_Sillabari_ (teatro)

Sabato sera Anna e io siamo stati al Carcano, a vedere l’ultimo spettacolo di Paolo Poli, Sillabari. Checché ne dica Repubblica, non è che il teatro fosse così pieno: almeno su in balconata c’era più di metà dei posti liberi. D’altra parte, gli spettacoli di Paolo Poli hanno un format ormai stabilizzato, e non è che uno si aspetti nulla di diverso: dalle scenografie di Luzzati, ai boys (Alfonso De Filippis, Luca Altavilla, Alberto Gamberini, Giovanni Siniscalco) che, vista la non più giovane età del nostro, hanno ormai un loro spazio abbastanza importante. Insomma, ci si va se si ama quello stile.

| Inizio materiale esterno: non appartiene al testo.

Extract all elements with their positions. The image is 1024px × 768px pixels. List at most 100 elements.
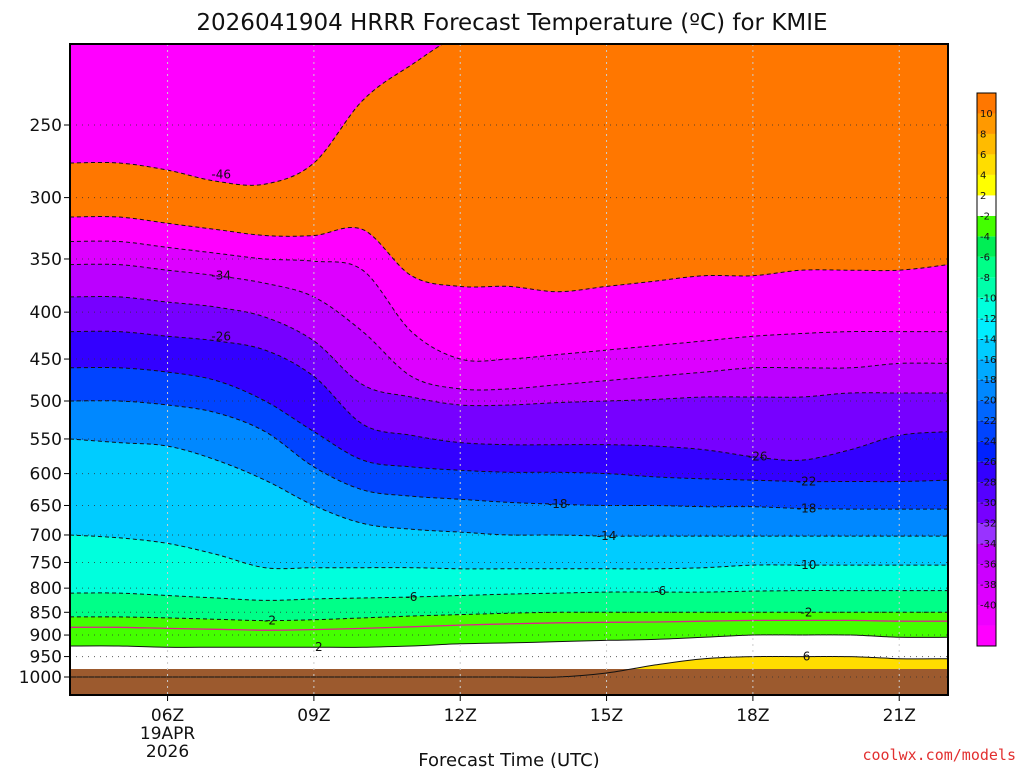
colorbar-swatch [977,277,996,298]
isotherm-line [70,611,948,622]
colorbar-swatch [977,543,996,565]
colorbar-swatch [977,584,996,606]
contour-label: -2 [264,614,276,628]
x-tick-label: 18Z [736,706,769,726]
plot-area: -46-34-26-26-22-18 -18-14-10-6 -6-2-226 [69,43,949,696]
colorbar-label: -8 [980,273,990,284]
colorbar-swatch [977,93,996,114]
contour-label: -26 [748,450,768,464]
x-date-label: 19APR [140,724,196,744]
colorbar-label: 4 [980,170,986,181]
colorbar-label: -22 [980,416,996,427]
contour-label: -6 [654,584,666,598]
isotherm-line [70,330,948,461]
ground-fill [70,669,948,695]
colorbar-swatch [977,564,996,585]
colorbar-label: -28 [980,478,996,489]
colorbar-swatch [977,461,996,483]
colorbar-label: -34 [980,539,996,550]
y-tick-label: 850 [30,603,62,623]
colorbar-label: -2 [980,211,990,222]
contour-label: -10 [797,558,817,572]
contour-label: -2 [801,605,813,619]
contour-label: -18 [548,497,568,511]
colorbar-swatch [977,318,996,339]
y-tick-label: 350 [30,250,62,270]
colorbar-label: -12 [980,314,996,325]
x-date-label: 2026 [146,742,189,762]
colorbar: 10 8 6 4 2 -2 -4 -6 -8 -10 -12 -14 -16 -18 -20 -22 -24 -2… [976,92,997,647]
colorbar-swatch [977,215,996,237]
y-tick-label: 800 [30,579,62,599]
colorbar-label: -20 [980,396,996,407]
colorbar-swatch [977,195,996,216]
isotherm-line [70,216,948,293]
y-tick-label: 650 [30,496,62,516]
isotherm-line [70,366,948,483]
y-tick-label: 550 [30,430,62,450]
y-tick-label: 400 [30,303,62,323]
y-tick-label: 450 [30,350,62,370]
freezing-level-line [70,619,948,631]
y-tick-label: 600 [30,465,62,485]
y-tick-label: 1000 [19,668,62,688]
contour-label: 6 [803,650,811,664]
colorbar-swatch [977,236,996,257]
contour-label: -6 [405,590,417,604]
isotherm-line [70,634,948,648]
colorbar-swatch [977,605,996,626]
isotherm-line [70,296,948,407]
colorbar-label: -26 [980,457,996,468]
x-tick-label: 15Z [590,706,623,726]
colorbar-frame [976,92,997,647]
isotherm-line [70,534,948,570]
contour-label: -18 [797,502,817,516]
colorbar-swatch [977,441,996,462]
isotherm-line [70,44,444,186]
contour-label: -34 [211,269,231,283]
colorbar-swatch [977,400,996,421]
colorbar-label: -24 [980,437,996,448]
y-tick-label: 950 [30,648,62,668]
colorbar-label: -36 [980,560,996,571]
colorbar-swatch [977,625,996,646]
colorbar-label: -6 [980,252,990,263]
colorbar-label: -30 [980,498,996,509]
isotherm-line [70,263,948,391]
plot-frame [69,43,949,696]
y-tick-label: 700 [30,526,62,546]
colorbar-swatch [977,502,996,524]
x-tick-label: 09Z [297,706,330,726]
colorbar-label: -10 [980,293,996,304]
colorbar-label: -4 [980,232,990,243]
colorbar-label: -16 [980,355,996,366]
y-tick-label: 500 [30,392,62,412]
colorbar-swatch [977,482,996,503]
y-tick-label: 750 [30,553,62,573]
colorbar-label: -32 [980,519,996,530]
colorbar-label: 6 [980,150,986,161]
colorbar-label: -40 [980,601,996,612]
colorbar-label: -18 [980,375,996,386]
colorbar-swatch [977,133,996,155]
colorbar-swatch [977,256,996,278]
colorbar-swatch [977,113,996,134]
colorbar-label: 10 [980,109,993,120]
colorbar-label: 8 [980,129,986,140]
colorbar-label: -14 [980,334,996,345]
colorbar-swatch [977,297,996,319]
colorbar-swatch [977,338,996,360]
colorbar-swatch [977,174,996,196]
y-tick-label: 300 [30,189,62,209]
x-tick-label: 21Z [883,706,916,726]
chart-title: 2026041904 HRRR Forecast Temperature (ºC… [196,10,827,36]
credit-link[interactable]: coolwx.com/models [862,746,1016,764]
x-axis-label: Forecast Time (UTC) [418,750,599,768]
contour-label: 2 [315,640,323,654]
colorbar-swatch [977,359,996,380]
y-tick-label: 900 [30,626,62,646]
colorbar-label: 2 [980,191,986,202]
x-tick-label: 06Z [151,706,184,726]
contour-label: -46 [211,167,231,181]
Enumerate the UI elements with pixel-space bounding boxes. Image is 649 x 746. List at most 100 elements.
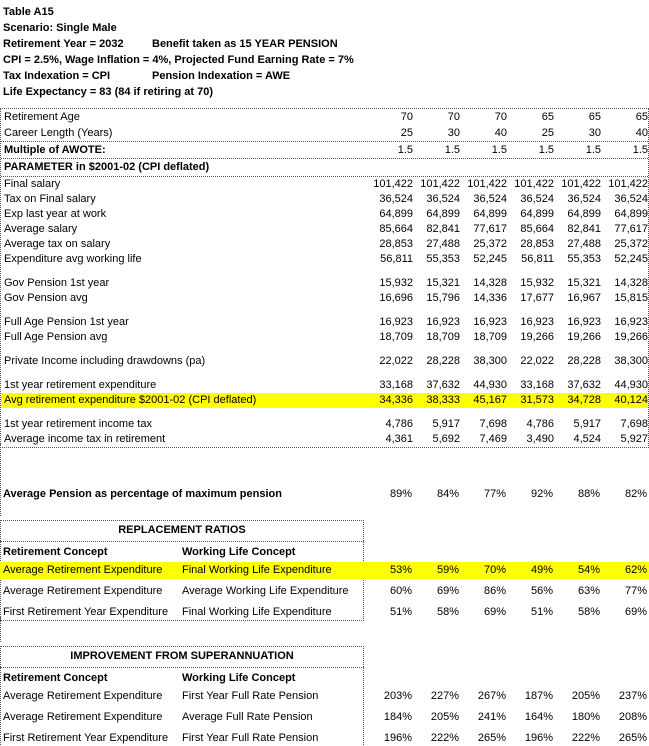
- replacement-ratios-title: REPLACEMENT RATIOS: [0, 520, 364, 542]
- value-cell: 44,930: [473, 379, 507, 391]
- ratio-row: First Retirement Year Expenditure First Y…: [0, 730, 649, 746]
- retirement-concept-cell: First Retirement Year Expenditure: [3, 606, 169, 618]
- value-cell: 82,841: [567, 223, 601, 235]
- value-cell: 33,168: [379, 379, 413, 391]
- value-cell: 101,422: [420, 178, 460, 190]
- value-cell: 64,899: [520, 208, 554, 220]
- value-cell: 37,632: [567, 379, 601, 391]
- value-cell: 16,923: [379, 316, 413, 328]
- improvement-header-row: Retirement Concept Working Life Concept: [0, 668, 649, 688]
- value-cell: 101,422: [373, 178, 413, 190]
- value-cell: 38,300: [473, 355, 507, 367]
- value-cell: 34,728: [567, 394, 601, 406]
- value-cell: 101,422: [514, 178, 554, 190]
- value-cell: 5,917: [432, 418, 460, 430]
- value-cell: 19,266: [520, 331, 554, 343]
- value-cell: 16,923: [567, 316, 601, 328]
- value-cell: 64,899: [426, 208, 460, 220]
- page-title: Table A15: [3, 6, 54, 18]
- value-cell: 1.5: [491, 144, 507, 156]
- table-row: 1st year retirement income tax 4,786 5,917…: [1, 417, 648, 432]
- value-cell: 5,692: [432, 433, 460, 445]
- table-row: 1st year retirement expenditure 33,168 37,…: [1, 378, 648, 393]
- row-label: Exp last year at work: [4, 208, 107, 220]
- value-cell: 55,353: [426, 253, 460, 265]
- value-cell: 37,632: [426, 379, 460, 391]
- spacer-row: [1, 345, 648, 354]
- value-cell: 28,853: [520, 238, 554, 250]
- value-cell: 15,796: [426, 292, 460, 304]
- value-cell: 3,490: [526, 433, 554, 445]
- value-cell: 5,927: [620, 433, 648, 445]
- table-row: Gov Pension avg 16,696 15,796 14,336 17,677 1…: [1, 291, 648, 306]
- life-expectancy-line: Life Expectancy = 83 (84 if retiring at …: [3, 86, 213, 98]
- value-cell: 5,917: [573, 418, 601, 430]
- table-row: Retirement Age 70 70 70 65 65 65: [1, 109, 648, 125]
- value-cell: 38,333: [426, 394, 460, 406]
- value-cell: 27,488: [426, 238, 460, 250]
- value-cell: 27,488: [567, 238, 601, 250]
- value-cell: 58%: [577, 606, 600, 618]
- value-cell: 51%: [530, 606, 553, 618]
- scenario-line: Scenario: Single Male: [3, 22, 117, 34]
- value-cell: 44,930: [614, 379, 648, 391]
- value-cell: 45,167: [473, 394, 507, 406]
- row-divider: [1, 141, 648, 142]
- ratio-row: Average Retirement Expenditure First Year…: [0, 688, 649, 705]
- retirement-concept-cell: Average Retirement Expenditure: [3, 564, 163, 576]
- table-row: Exp last year at work 64,899 64,899 64,899 6…: [1, 207, 648, 222]
- value-cell: 14,328: [614, 277, 648, 289]
- parameter-section-header-row: PARAMETER in $2001-02 (CPI deflated): [1, 159, 648, 176]
- working-life-concept-header: Working Life Concept: [182, 546, 296, 558]
- table-row: Average salary 85,664 82,841 77,617 85,664 82…: [1, 222, 648, 237]
- value-cell: 265%: [618, 732, 647, 744]
- retirement-concept-cell: Average Retirement Expenditure: [3, 711, 163, 723]
- value-cell: 184%: [383, 711, 412, 723]
- value-cell: 69%: [483, 606, 506, 618]
- value-cell: 65: [588, 111, 601, 123]
- working-life-concept-cell: Final Working Life Expenditure: [182, 606, 332, 618]
- value-cell: 52,245: [473, 253, 507, 265]
- value-cell: 18,709: [379, 331, 413, 343]
- value-cell: 36,524: [614, 193, 648, 205]
- left-gridline-segment: [0, 617, 1, 642]
- indexation-line: Tax Indexation = CPI Pension Indexation …: [3, 68, 649, 84]
- value-cell: 205%: [571, 690, 600, 702]
- value-cell: 16,967: [567, 292, 601, 304]
- value-cell: 18,709: [426, 331, 460, 343]
- value-cell: 25: [400, 127, 413, 139]
- value-cell: 56%: [530, 585, 553, 597]
- value-cell: 38,300: [614, 355, 648, 367]
- working-life-concept-cell: Final Working Life Expenditure: [182, 564, 332, 576]
- working-life-concept-cell: Average Full Rate Pension: [182, 711, 313, 723]
- value-cell: 180%: [571, 711, 600, 723]
- value-cell: 69%: [436, 585, 459, 597]
- value-cell: 70: [400, 111, 413, 123]
- value-cell: 4,786: [385, 418, 413, 430]
- value-cell: 205%: [430, 711, 459, 723]
- pension-indexation-label: Pension Indexation = AWE: [152, 70, 291, 82]
- value-cell: 59%: [436, 564, 459, 576]
- value-cell: 227%: [430, 690, 459, 702]
- value-cell: 65: [635, 111, 648, 123]
- value-cell: 70%: [483, 564, 506, 576]
- value-cell: 40: [494, 127, 507, 139]
- value-cell: 65: [541, 111, 554, 123]
- value-cell: 36,524: [379, 193, 413, 205]
- value-cell: 30: [588, 127, 601, 139]
- left-gridline-segment: [0, 444, 1, 516]
- value-cell: 4,524: [573, 433, 601, 445]
- value-cell: 31,573: [520, 394, 554, 406]
- main-parameter-table: Retirement Age 70 70 70 65 65 65 Career Length …: [0, 108, 649, 448]
- table-row: Gov Pension 1st year 15,932 15,321 14,328 15…: [1, 276, 648, 291]
- value-cell: 40: [635, 127, 648, 139]
- value-cell: 22,022: [379, 355, 413, 367]
- value-cell: 64,899: [473, 208, 507, 220]
- value-cell: 1.5: [632, 144, 648, 156]
- value-cell: 16,923: [520, 316, 554, 328]
- row-label: Average income tax in retirement: [4, 433, 166, 445]
- value-cell: 14,336: [473, 292, 507, 304]
- value-cell: 36,524: [520, 193, 554, 205]
- benefit-label: Benefit taken as 15 YEAR PENSION: [152, 38, 338, 50]
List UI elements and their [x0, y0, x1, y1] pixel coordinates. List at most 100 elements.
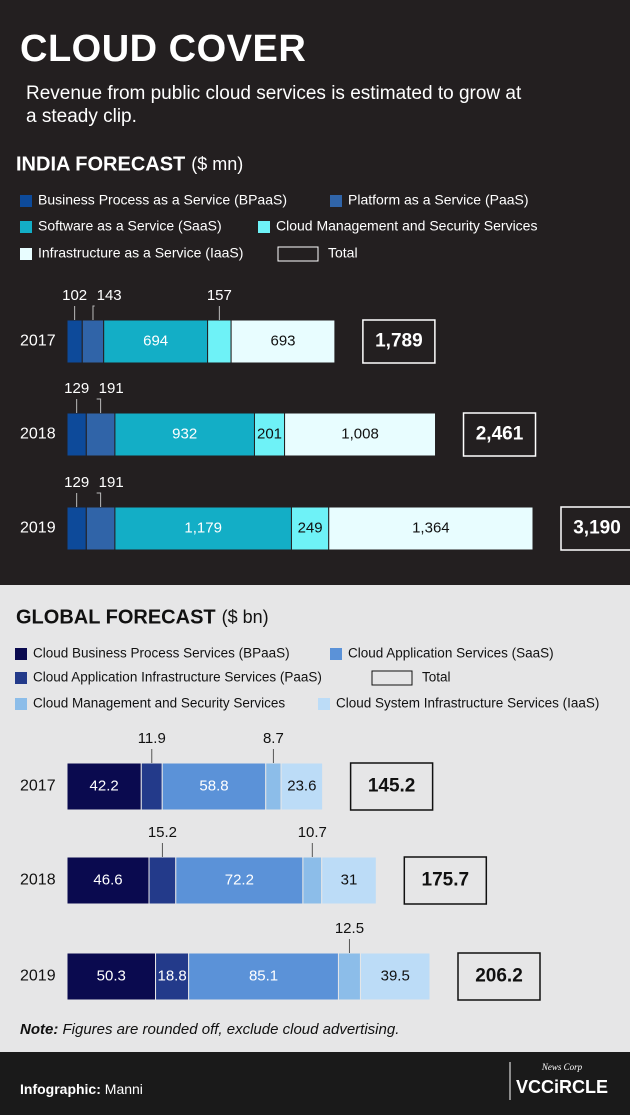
total-box [403, 856, 488, 905]
bar-segment [253, 412, 286, 457]
data-label: 11.9 [138, 730, 166, 747]
total-label: 206.2 [475, 966, 523, 987]
bar-segment [230, 319, 336, 364]
legend-total-box [277, 246, 319, 262]
y-tick-label: 2017 [20, 778, 56, 795]
legend-label: Infrastructure as a Service (IaaS) [38, 245, 243, 261]
data-label: 157 [207, 287, 232, 304]
data-label: 129 [64, 474, 89, 491]
bar-segment [280, 762, 324, 811]
data-label: 129 [64, 380, 89, 397]
legend-label: Cloud System Infrastructure Services (Ia… [336, 696, 599, 711]
total-label: 3,190 [573, 518, 621, 539]
legend-label: Total [328, 245, 358, 261]
data-label: 50.3 [97, 967, 126, 984]
legend-label: Software as a Service (SaaS) [38, 218, 222, 234]
legend-swatch [258, 221, 270, 233]
brand: VCCiRCLE [516, 1077, 608, 1097]
data-label: 15.2 [148, 824, 177, 841]
footer-credit: Infographic: Manni [20, 1081, 143, 1097]
legend-swatch [330, 648, 342, 660]
y-tick-label: 2018 [20, 426, 56, 443]
data-label: 191 [99, 474, 124, 491]
data-label: 72.2 [225, 871, 254, 888]
legend-swatch [20, 248, 32, 260]
leader-line [92, 305, 95, 320]
bar-segment [207, 319, 232, 364]
y-tick-label: 2017 [20, 333, 56, 350]
bar-segment [66, 762, 142, 811]
legend-label: Cloud Business Process Services (BPaaS) [33, 646, 290, 661]
bar-segment [284, 412, 437, 457]
total-label: 1,789 [375, 331, 423, 352]
footer-background [0, 1052, 630, 1115]
bar-segment [302, 856, 323, 905]
bar-segment [114, 412, 255, 457]
legend-label: Business Process as a Service (BPaaS) [38, 192, 287, 208]
legend-total-box [371, 670, 413, 686]
chart-unit: ($ mn) [191, 154, 243, 174]
total-box [462, 412, 537, 457]
bar-segment [337, 952, 361, 1001]
chart-title: INDIA FORECAST [16, 153, 185, 175]
title: CLOUD COVER [20, 28, 307, 70]
data-label: 191 [99, 380, 124, 397]
bar-segment [148, 856, 177, 905]
note: Note: Figures are rounded off, exclude c… [20, 1021, 399, 1038]
bar-segment [321, 856, 377, 905]
bar-segment [140, 762, 163, 811]
legend-swatch [15, 648, 27, 660]
data-label: 31 [341, 871, 358, 888]
legend-label: Total [422, 670, 451, 685]
chart-unit: ($ bn) [222, 607, 269, 627]
data-label: 1,364 [412, 519, 450, 536]
total-box [349, 762, 434, 811]
legend-swatch [318, 698, 330, 710]
data-label: 58.8 [199, 777, 228, 794]
bar-segment [265, 762, 282, 811]
data-label: 102 [62, 287, 87, 304]
y-tick-label: 2019 [20, 968, 56, 985]
data-label: 694 [143, 332, 168, 349]
data-label: 693 [270, 332, 295, 349]
bar-segment [66, 952, 157, 1001]
bar-segment [66, 506, 87, 551]
y-tick-label: 2019 [20, 520, 56, 537]
bar-segment [85, 412, 116, 457]
bar-segment [161, 762, 267, 811]
total-box [560, 506, 630, 551]
y-tick-label: 2018 [20, 872, 56, 889]
bar-segment [175, 856, 304, 905]
legend-swatch [15, 698, 27, 710]
data-label: 12.5 [335, 920, 364, 937]
bar-segment [85, 506, 116, 551]
data-label: 143 [97, 287, 122, 304]
leader-line [96, 492, 102, 507]
bar-segment [66, 319, 83, 364]
data-label: 932 [172, 425, 197, 442]
note-label: Note: [20, 1021, 58, 1038]
data-label: 8.7 [263, 730, 284, 747]
data-label: 85.1 [249, 967, 278, 984]
bar-segment [328, 506, 534, 551]
legend-swatch [330, 195, 342, 207]
legend-label: Cloud Application Services (SaaS) [348, 646, 554, 661]
brand-top: News Corp [541, 1062, 583, 1072]
data-label: 42.2 [90, 777, 119, 794]
legend-label: Cloud Application Infrastructure Service… [33, 670, 322, 685]
data-label: 1,179 [184, 519, 222, 536]
legend-swatch [15, 672, 27, 684]
total-box [362, 319, 436, 364]
bar-segment [114, 506, 292, 551]
legend-label: Platform as a Service (PaaS) [348, 192, 529, 208]
total-label: 2,461 [476, 424, 524, 445]
total-box [457, 952, 541, 1001]
credit-author: Manni [105, 1081, 143, 1097]
legend-swatch [20, 195, 32, 207]
bar-segment [103, 319, 209, 364]
bar-segment [66, 412, 87, 457]
legend-swatch [20, 221, 32, 233]
data-label: 18.8 [157, 967, 186, 984]
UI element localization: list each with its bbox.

Devo però dire che Sei brillanti mi era piaciuto molto di più. Il problema credo sia nel manico, e cioè nel testo di Goffredo Parise da cui è stato tratto lo spettacolo. Sillabari è sì un libro composto di vari racconti e quindi perfettamente adatto per uno spettacolo formato da una serie di sketch. Però è tutto meno che un libro allegro, il che non va bene per quello che è definito come “spettacolo comico”. A parte il primo tempo dove la maggior parte dei racconti è ambientata durante la seconda guerra mondiale, in genere la scena finiva con gli attori che recitavano l’ultima battuta mentre stavano uscendo, e sembrava di essere arrivati a un anticlimax.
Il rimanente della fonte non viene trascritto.